Who commits murder?

By Alan S. Chartock | March 9, 2023


Who commits murder?

If you turn on the television or radio or pick up a newspaper, you will hear about someone who has committed a murder. Murder?! I mean, what kind of person deprives another of their life?

You can ask yourself that question but it is very hard to imagine killing another person, right? Nevertheless, it happens all the time. The news is filled with such stories. Let me ask you, what would it take for you to commit murder? I admit that I have been very angry at times. Nevertheless, I cannot think of a circumstance that would lead me to take the life of another person. Yet people murder one another all the time, sometimes for the most bizarre reasons. Many of us spent days glued to our screens, watching the trial of a man who allegedly murdered his wife and his son.

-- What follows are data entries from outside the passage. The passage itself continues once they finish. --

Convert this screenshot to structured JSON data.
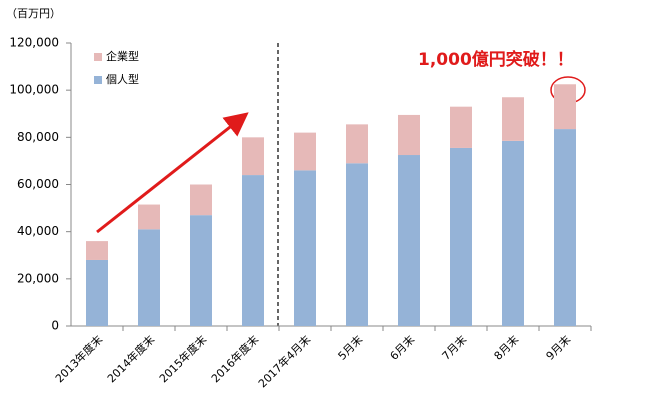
{
  "chart_data": {
    "type": "bar",
    "stacked": true,
    "unit_label": "（百万円）",
    "annotation": "1,000億円突破！！",
    "categories": [
      "2013年度末",
      "2014年度末",
      "2015年度末",
      "2016年度末",
      "2017年4月末",
      "5月末",
      "6月末",
      "7月末",
      "8月末",
      "9月末"
    ],
    "series": [
      {
        "name": "個人型",
        "color": "#95b3d7",
        "values": [
          28000,
          41000,
          47000,
          64000,
          66000,
          69000,
          72500,
          75500,
          78500,
          83500
        ]
      },
      {
        "name": "企業型",
        "color": "#e6b9b8",
        "values": [
          8000,
          10500,
          13000,
          16000,
          16000,
          16500,
          17000,
          17500,
          18500,
          19000
        ]
      }
    ],
    "ylim": [
      0,
      120000
    ],
    "yticks": [
      0,
      {
        "value": 20000,
        "label": "20,000"
      },
      {
        "value": 40000,
        "label": "40,000"
      },
      {
        "value": 60000,
        "label": "60,000"
      },
      {
        "value": 80000,
        "label": "80,000"
      },
      {
        "value": 100000,
        "label": "100,000"
      },
      {
        "value": 120000,
        "label": "120,000"
      }
    ],
    "grid": false
  }
}
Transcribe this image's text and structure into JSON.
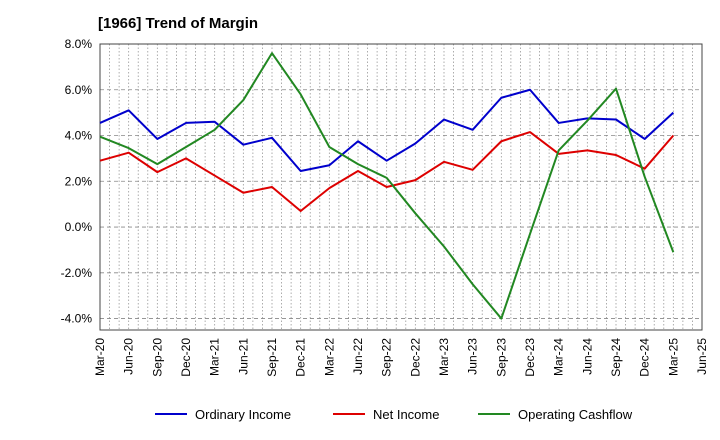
{
  "chart_data": {
    "type": "line",
    "title": "[1966]  Trend of Margin",
    "xlabel": "",
    "ylabel": "",
    "categories": [
      "Mar-20",
      "Jun-20",
      "Sep-20",
      "Dec-20",
      "Mar-21",
      "Jun-21",
      "Sep-21",
      "Dec-21",
      "Mar-22",
      "Jun-22",
      "Sep-22",
      "Dec-22",
      "Mar-23",
      "Jun-23",
      "Sep-23",
      "Dec-23",
      "Mar-24",
      "Jun-24",
      "Sep-24",
      "Dec-24",
      "Mar-25",
      "Jun-25"
    ],
    "ylim": [
      -4.5,
      8.0
    ],
    "yticks": [
      8.0,
      6.0,
      4.0,
      2.0,
      0.0,
      -2.0,
      -4.0
    ],
    "ytick_labels": [
      "8.0%",
      "6.0%",
      "4.0%",
      "2.0%",
      "0.0%",
      "-2.0%",
      "-4.0%"
    ],
    "grid": true,
    "legend_position": "bottom",
    "series": [
      {
        "name": "Ordinary Income",
        "color": "#0000cc",
        "values": [
          4.55,
          5.1,
          3.85,
          4.55,
          4.6,
          3.6,
          3.9,
          2.45,
          2.7,
          3.75,
          2.9,
          3.65,
          4.7,
          4.25,
          5.65,
          6.0,
          4.55,
          4.75,
          4.7,
          3.85,
          5.0,
          null
        ]
      },
      {
        "name": "Net Income",
        "color": "#dd0000",
        "values": [
          2.9,
          3.25,
          2.4,
          3.0,
          2.25,
          1.5,
          1.75,
          0.7,
          1.7,
          2.45,
          1.75,
          2.05,
          2.85,
          2.5,
          3.75,
          4.15,
          3.2,
          3.35,
          3.15,
          2.55,
          4.0,
          null
        ]
      },
      {
        "name": "Operating Cashflow",
        "color": "#228822",
        "values": [
          3.95,
          3.45,
          2.75,
          3.5,
          4.25,
          5.55,
          7.6,
          5.8,
          3.5,
          2.75,
          2.15,
          0.6,
          -0.85,
          -2.5,
          -4.0,
          -0.3,
          3.35,
          4.65,
          6.05,
          2.2,
          -1.1,
          null
        ]
      }
    ]
  }
}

Who does that? All of us have, at one time or another been furious with relatives who have really annoyed us but we don’t kill them. We may yell or scream or protest, but we don’t murder them. During the aforementioned trial a prominent attorney named Alex Murdaugh was convicted of two counts of murder. Like I said, we can get angry but not angry enough to murder another human being.

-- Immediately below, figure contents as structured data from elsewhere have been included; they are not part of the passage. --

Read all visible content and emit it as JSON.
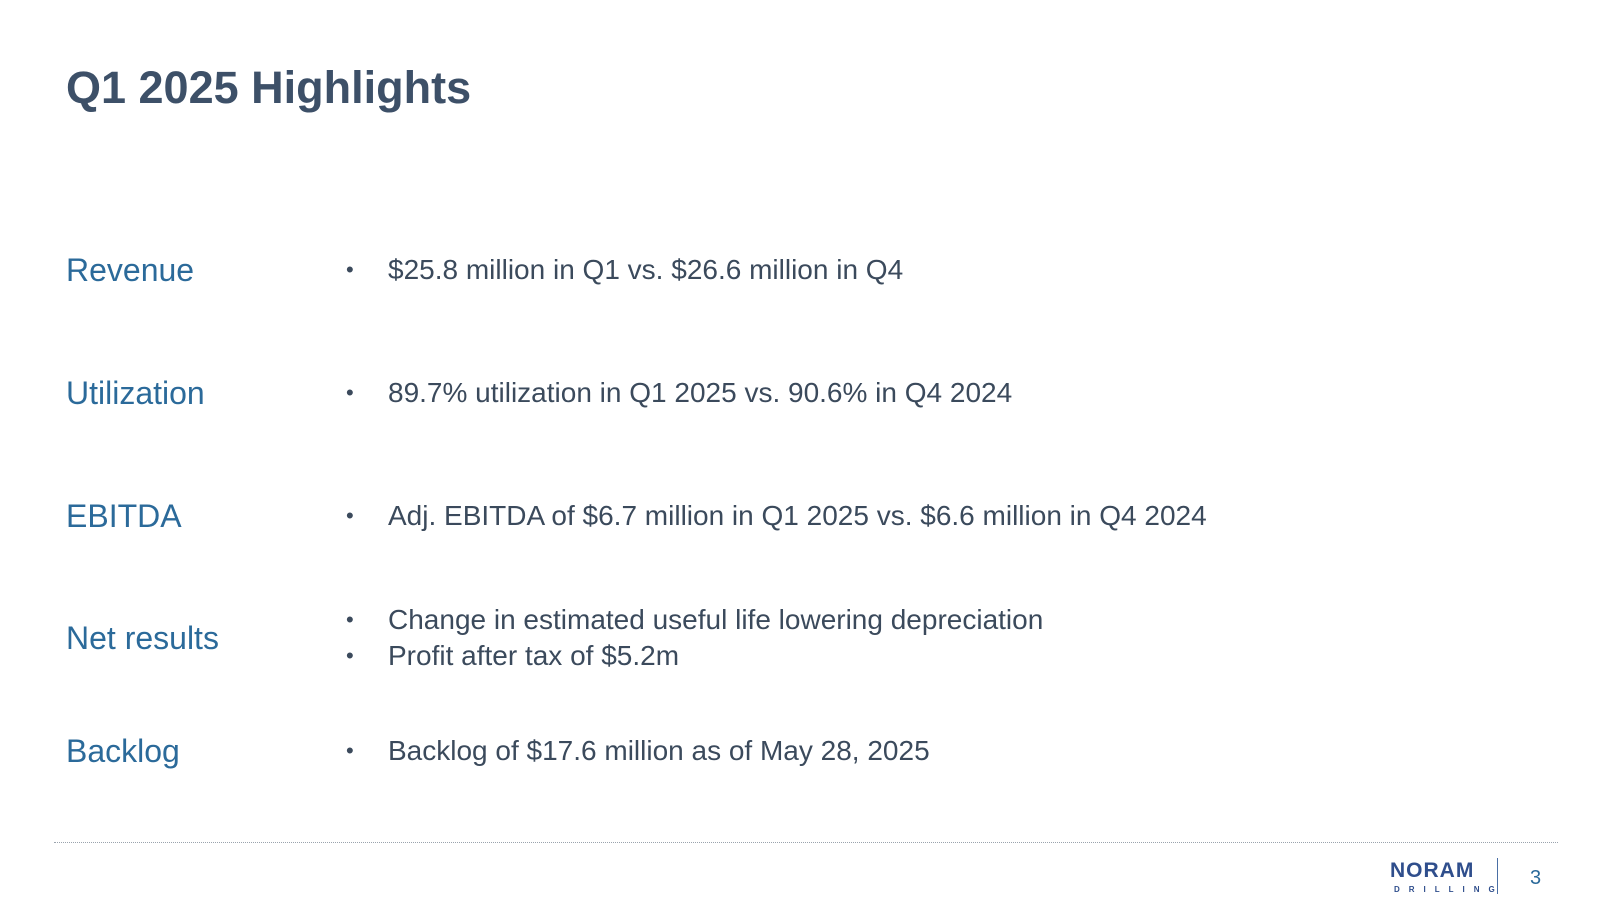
{
  "slide": {
    "title": "Q1 2025 Highlights",
    "page_number": "3"
  },
  "rows": [
    {
      "label": "Revenue",
      "bullets": [
        "$25.8 million in Q1 vs. $26.6 million in Q4"
      ]
    },
    {
      "label": "Utilization",
      "bullets": [
        "89.7% utilization in Q1 2025 vs. 90.6% in Q4 2024"
      ]
    },
    {
      "label": "EBITDA",
      "bullets": [
        "Adj. EBITDA of $6.7 million in Q1 2025 vs. $6.6 million in Q4 2024"
      ]
    },
    {
      "label": "Net results",
      "bullets": [
        "Change in estimated useful life lowering depreciation",
        "Profit after tax of $5.2m"
      ]
    },
    {
      "label": "Backlog",
      "bullets": [
        "Backlog of $17.6 million as of May 28, 2025"
      ]
    }
  ],
  "bullet_glyph": "•",
  "logo": {
    "main": "NORAM",
    "sub": "DRILLING"
  },
  "colors": {
    "title": "#3d5068",
    "label": "#2b6a9a",
    "body": "#3b4a5c",
    "logo": "#2f4e8c"
  }
}
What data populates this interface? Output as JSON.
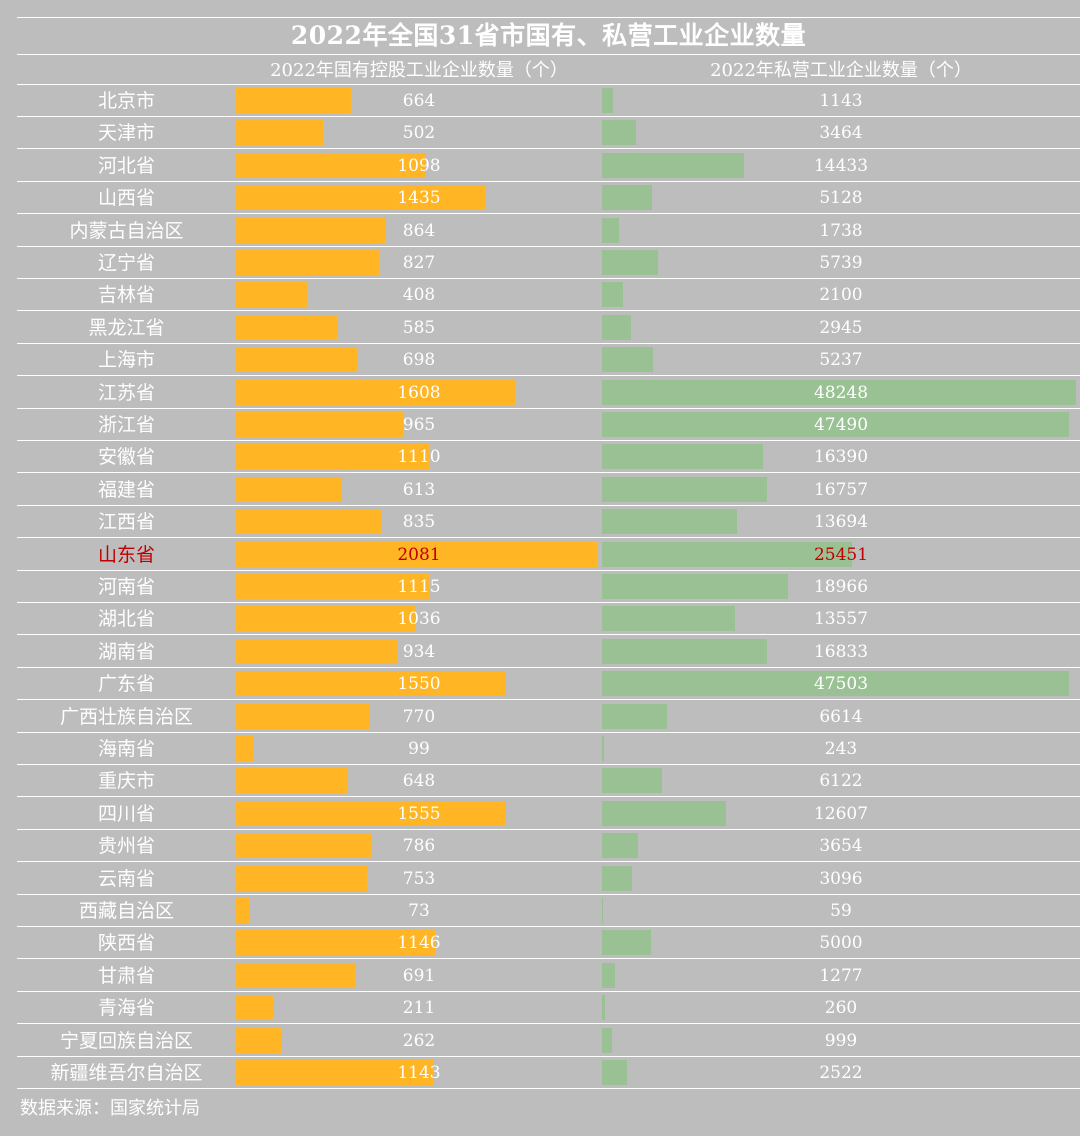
{
  "chart_data": {
    "type": "bar",
    "title": "2022年全国31省市国有、私营工业企业数量",
    "series": [
      {
        "name": "2022年国有控股工业企业数量（个）",
        "color": "#ffb524",
        "max": 2081
      },
      {
        "name": "2022年私营工业企业数量（个）",
        "color": "#99c194",
        "max": 48248
      }
    ],
    "highlight_color": "#c00000",
    "rows": [
      {
        "name": "北京市",
        "soe": 664,
        "pri": 1143
      },
      {
        "name": "天津市",
        "soe": 502,
        "pri": 3464
      },
      {
        "name": "河北省",
        "soe": 1098,
        "pri": 14433
      },
      {
        "name": "山西省",
        "soe": 1435,
        "pri": 5128
      },
      {
        "name": "内蒙古自治区",
        "soe": 864,
        "pri": 1738
      },
      {
        "name": "辽宁省",
        "soe": 827,
        "pri": 5739
      },
      {
        "name": "吉林省",
        "soe": 408,
        "pri": 2100
      },
      {
        "name": "黑龙江省",
        "soe": 585,
        "pri": 2945
      },
      {
        "name": "上海市",
        "soe": 698,
        "pri": 5237
      },
      {
        "name": "江苏省",
        "soe": 1608,
        "pri": 48248
      },
      {
        "name": "浙江省",
        "soe": 965,
        "pri": 47490
      },
      {
        "name": "安徽省",
        "soe": 1110,
        "pri": 16390
      },
      {
        "name": "福建省",
        "soe": 613,
        "pri": 16757
      },
      {
        "name": "江西省",
        "soe": 835,
        "pri": 13694
      },
      {
        "name": "山东省",
        "soe": 2081,
        "pri": 25451,
        "highlight": true
      },
      {
        "name": "河南省",
        "soe": 1115,
        "pri": 18966
      },
      {
        "name": "湖北省",
        "soe": 1036,
        "pri": 13557
      },
      {
        "name": "湖南省",
        "soe": 934,
        "pri": 16833
      },
      {
        "name": "广东省",
        "soe": 1550,
        "pri": 47503
      },
      {
        "name": "广西壮族自治区",
        "soe": 770,
        "pri": 6614
      },
      {
        "name": "海南省",
        "soe": 99,
        "pri": 243
      },
      {
        "name": "重庆市",
        "soe": 648,
        "pri": 6122
      },
      {
        "name": "四川省",
        "soe": 1555,
        "pri": 12607
      },
      {
        "name": "贵州省",
        "soe": 786,
        "pri": 3654
      },
      {
        "name": "云南省",
        "soe": 753,
        "pri": 3096
      },
      {
        "name": "西藏自治区",
        "soe": 73,
        "pri": 59
      },
      {
        "name": "陕西省",
        "soe": 1146,
        "pri": 5000
      },
      {
        "name": "甘肃省",
        "soe": 691,
        "pri": 1277
      },
      {
        "name": "青海省",
        "soe": 211,
        "pri": 260
      },
      {
        "name": "宁夏回族自治区",
        "soe": 262,
        "pri": 999
      },
      {
        "name": "新疆维吾尔自治区",
        "soe": 1143,
        "pri": 2522
      }
    ]
  },
  "footer": {
    "source": "数据来源：国家统计局"
  }
}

This guy Murdaugh seemingly had it all, or at least a lot of what we consider to be “all.” Here we saw a hero college football player making so much money that you could hardly count that high. He was respected by many. You can read his words in the newspaper. “As I tell you again, I respect this court but I am innocent. I would never, under any circumstances hurt my wife, Maggie and I would never, under any circumstances hurt my son, Paul. No matter how unlikely it is that we might believe ourselves capable of committing murder, almost none of us would actually deprive someone of their life. Yet, with some regularity we see it happen.

Murdaugh comes from a long line of prosecutors who have been responsible for getting a lot of bad people off the street. Can you imagine what it would feel like, being someone ostensibly on the right side of the law and knowing that you killed someone? This, after you and members of your distinguished family assured that murderers were imprisoned and sometimes put to death. Murdaugh has insisted on his innocence and some of us following the story can’t help but put ourselves in his place. We have seen too many movies and read too many accounts of innocent people being falsely convicted so that when we see denials by Murdaugh and others who are protesting their innocence, there is sometimes a sense that they may in fact be telling the truth. Hey, I am in the camp of those who believe that he did it, that he murdered his family. I have been told that by the newspapers I read every morning and I tend to go along with the journalists just as you do, but with some regularity it turns out that justice has been perverted. So just think about the possibility if it turning out that Murdaugh didn’t do it and that many years from now, we read in this newspaper that he was in fact innocent.

Organizations like the Innocence Project have shown us that there have been many, many people wrongfully convicted of horrific crimes. Some of the innocent ones have been exonerated. Those are the “lucky” ones. Others have been put to death. This is not simple stuff. We can only hope that the now convicted Murdaugh actually did commit these crimes. If that turns out to not be true, it would truly be a travesty.